I read a GREAT POST today, over on my favorite effing site, about how to know if you’re actually a talented writer. It got me thinking about how there are SOOO many writers of screenplays and novels that don’t know where to turn when they have a completed manuscript to get honest and constructive feedback. For screenwriters, there are a slew of people that are eager to have you part with a lot of your money. In fact it seems like every time someone sells a spec (produced or not) their next step isn’t writing another or even going to Disney World, it’s setting up a website to ‘mentor’ fledgling screenwriters with tele-seminars, podcasts, newsletters and yes, coverage. If you’re not careful, one could easily spend a mortgage payment a month on these that claim to be in the loop.

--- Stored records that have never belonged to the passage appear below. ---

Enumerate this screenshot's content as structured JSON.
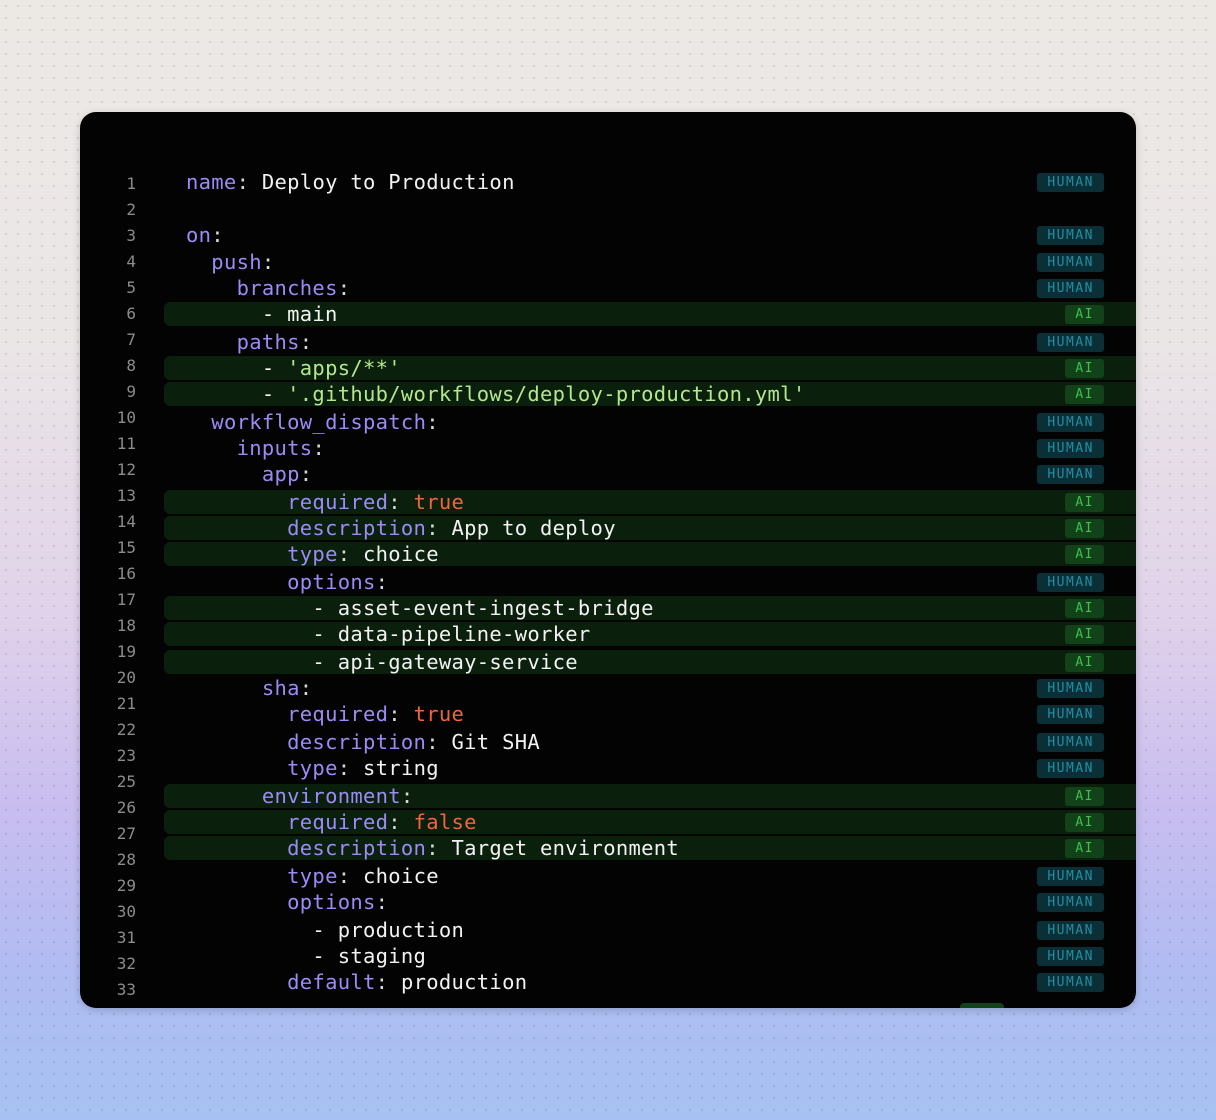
{
  "lines": [
    {
      "n": "1",
      "src": "AI0",
      "tokens": [
        [
          "name",
          "key"
        ],
        [
          ": ",
          "punct"
        ],
        [
          "Deploy to Production",
          "plain"
        ]
      ],
      "badge": "HUMAN"
    },
    {
      "n": "2",
      "tokens": [],
      "badge": ""
    },
    {
      "n": "3",
      "tokens": [
        [
          "on",
          "key"
        ],
        [
          ":",
          "punct"
        ]
      ],
      "badge": "HUMAN"
    },
    {
      "n": "4",
      "tokens": [
        [
          "  ",
          "plain"
        ],
        [
          "push",
          "key"
        ],
        [
          ":",
          "punct"
        ]
      ],
      "badge": "HUMAN"
    },
    {
      "n": "5",
      "tokens": [
        [
          "    ",
          "plain"
        ],
        [
          "branches",
          "key"
        ],
        [
          ":",
          "punct"
        ]
      ],
      "badge": "HUMAN"
    },
    {
      "n": "6",
      "tokens": [
        [
          "      - main",
          "plain"
        ]
      ],
      "badge": "AI"
    },
    {
      "n": "7",
      "tokens": [
        [
          "    ",
          "plain"
        ],
        [
          "paths",
          "key"
        ],
        [
          ":",
          "punct"
        ]
      ],
      "badge": "HUMAN"
    },
    {
      "n": "8",
      "tokens": [
        [
          "      - ",
          "plain"
        ],
        [
          "'apps/**'",
          "str"
        ]
      ],
      "badge": "AI"
    },
    {
      "n": "9",
      "tokens": [
        [
          "      - ",
          "plain"
        ],
        [
          "'.github/workflows/deploy-production.yml'",
          "str"
        ]
      ],
      "badge": "AI"
    },
    {
      "n": "10",
      "tokens": [
        [
          "  ",
          "plain"
        ],
        [
          "workflow_dispatch",
          "key"
        ],
        [
          ":",
          "punct"
        ]
      ],
      "badge": "HUMAN"
    },
    {
      "n": "11",
      "tokens": [
        [
          "    ",
          "plain"
        ],
        [
          "inputs",
          "key"
        ],
        [
          ":",
          "punct"
        ]
      ],
      "badge": "HUMAN"
    },
    {
      "n": "12",
      "tokens": [
        [
          "      ",
          "plain"
        ],
        [
          "app",
          "key"
        ],
        [
          ":",
          "punct"
        ]
      ],
      "badge": "HUMAN"
    },
    {
      "n": "13",
      "tokens": [
        [
          "        ",
          "plain"
        ],
        [
          "required",
          "key"
        ],
        [
          ": ",
          "punct"
        ],
        [
          "true",
          "bool"
        ]
      ],
      "badge": "AI"
    },
    {
      "n": "14",
      "tokens": [
        [
          "        ",
          "plain"
        ],
        [
          "description",
          "key"
        ],
        [
          ": ",
          "punct"
        ],
        [
          "App to deploy",
          "plain"
        ]
      ],
      "badge": "AI"
    },
    {
      "n": "15",
      "tokens": [
        [
          "        ",
          "plain"
        ],
        [
          "type",
          "key"
        ],
        [
          ": ",
          "punct"
        ],
        [
          "choice",
          "plain"
        ]
      ],
      "badge": "AI"
    },
    {
      "n": "16",
      "tokens": [
        [
          "        ",
          "plain"
        ],
        [
          "options",
          "key"
        ],
        [
          ":",
          "punct"
        ]
      ],
      "badge": "HUMAN"
    },
    {
      "n": "17",
      "tokens": [
        [
          "          - asset-event-ingest-bridge",
          "plain"
        ]
      ],
      "badge": "AI"
    },
    {
      "n": "18",
      "tokens": [
        [
          "          - data-pipeline-worker",
          "plain"
        ]
      ],
      "badge": "AI"
    },
    {
      "n": "19",
      "tokens": [
        [
          "          - api-gateway-service",
          "plain"
        ]
      ],
      "badge": "AI"
    },
    {
      "n": "20",
      "tokens": [
        [
          "      ",
          "plain"
        ],
        [
          "sha",
          "key"
        ],
        [
          ":",
          "punct"
        ]
      ],
      "badge": "HUMAN"
    },
    {
      "n": "21",
      "tokens": [
        [
          "        ",
          "plain"
        ],
        [
          "required",
          "key"
        ],
        [
          ": ",
          "punct"
        ],
        [
          "true",
          "bool"
        ]
      ],
      "badge": "HUMAN"
    },
    {
      "n": "22",
      "tokens": [
        [
          "        ",
          "plain"
        ],
        [
          "description",
          "key"
        ],
        [
          ": ",
          "punct"
        ],
        [
          "Git SHA",
          "plain"
        ]
      ],
      "badge": "HUMAN"
    },
    {
      "n": "23",
      "tokens": [
        [
          "        ",
          "plain"
        ],
        [
          "type",
          "key"
        ],
        [
          ": ",
          "punct"
        ],
        [
          "string",
          "plain"
        ]
      ],
      "badge": "HUMAN"
    },
    {
      "n": "25",
      "tokens": [
        [
          "      ",
          "plain"
        ],
        [
          "environment",
          "key"
        ],
        [
          ":",
          "punct"
        ]
      ],
      "badge": "AI"
    },
    {
      "n": "26",
      "tokens": [
        [
          "        ",
          "plain"
        ],
        [
          "required",
          "key"
        ],
        [
          ": ",
          "punct"
        ],
        [
          "false",
          "bool"
        ]
      ],
      "badge": "AI"
    },
    {
      "n": "27",
      "tokens": [
        [
          "        ",
          "plain"
        ],
        [
          "description",
          "key"
        ],
        [
          ": ",
          "punct"
        ],
        [
          "Target environment",
          "plain"
        ]
      ],
      "badge": "AI"
    },
    {
      "n": "28",
      "tokens": [
        [
          "        ",
          "plain"
        ],
        [
          "type",
          "key"
        ],
        [
          ": ",
          "punct"
        ],
        [
          "choice",
          "plain"
        ]
      ],
      "badge": "HUMAN"
    },
    {
      "n": "29",
      "tokens": [
        [
          "        ",
          "plain"
        ],
        [
          "options",
          "key"
        ],
        [
          ":",
          "punct"
        ]
      ],
      "badge": "HUMAN"
    },
    {
      "n": "30",
      "tokens": [
        [
          "          - production",
          "plain"
        ]
      ],
      "badge": "HUMAN"
    },
    {
      "n": "31",
      "tokens": [
        [
          "          - staging",
          "plain"
        ]
      ],
      "badge": "HUMAN"
    },
    {
      "n": "32",
      "tokens": [
        [
          "        ",
          "plain"
        ],
        [
          "default",
          "key"
        ],
        [
          ": ",
          "punct"
        ],
        [
          "production",
          "plain"
        ]
      ],
      "badge": "HUMAN"
    },
    {
      "n": "33",
      "tokens": [],
      "badge": ""
    }
  ],
  "colors": {
    "key": "#9b8cf5",
    "string": "#b3e88a",
    "boolean": "#f0653a",
    "ai_row_bg": "#0b1f0d",
    "human_badge": "#1f8fa6",
    "ai_badge": "#3fbf4a"
  }
}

Some are good and honestly care, like the aforementioned Blake Snyder but some are clearly just in it for the money. I will post a series of links in the future about some questionable places, but in the meantime, if you want honest coverage that won’t cost you your home payment, check out the pros at screenplayreaders.com
$59 will get you pointed in the right direction, I promise. If you really think you’re ready and have a tad more coin, go to my pal Tony’s site at screenwriters online, their expert coverage will indeed forward to industry decision makers, no b.s., I promise.
Now, for the novelist – it’s a bit trickier. Surprisingly enough, there really aren’t widespread coverage services for novels. Sure you can hire an editor, but WHY FOR? The publisher has ‘em lined up. And that publisher relies on the agents to screen manuscripts and/or recommend. But for a novelist to get an agent is a battle in and of itself, which is precisely why 1st10pages was started. There are two objective routes a novelist can go. 1st – go to writing conferences – not every one or not even the closest – do some research. The Williamette Writers Conference is very good, for writers of novel and screen, and well worth the airfare. Mind you, you won’t be able to get coverage right then and there, but the networking and caliber of talks and guests will give you good direction and pitch opportunity. 2nd – join a critique group, they are very valuable for first look problems you may be blind to as you peck away and become one with your characters. Search your local alternative paper or even an online one is better than none. There is also a great resource online called prededitors, that gives a rundown of scams to beware of.
At the end of the day, most agents will agree that 99% of novels they receive are not ready to submit, and I’m willing to bet the % is greater for screenplays, so it is crucial to get feedback of some kind — that is not related to you.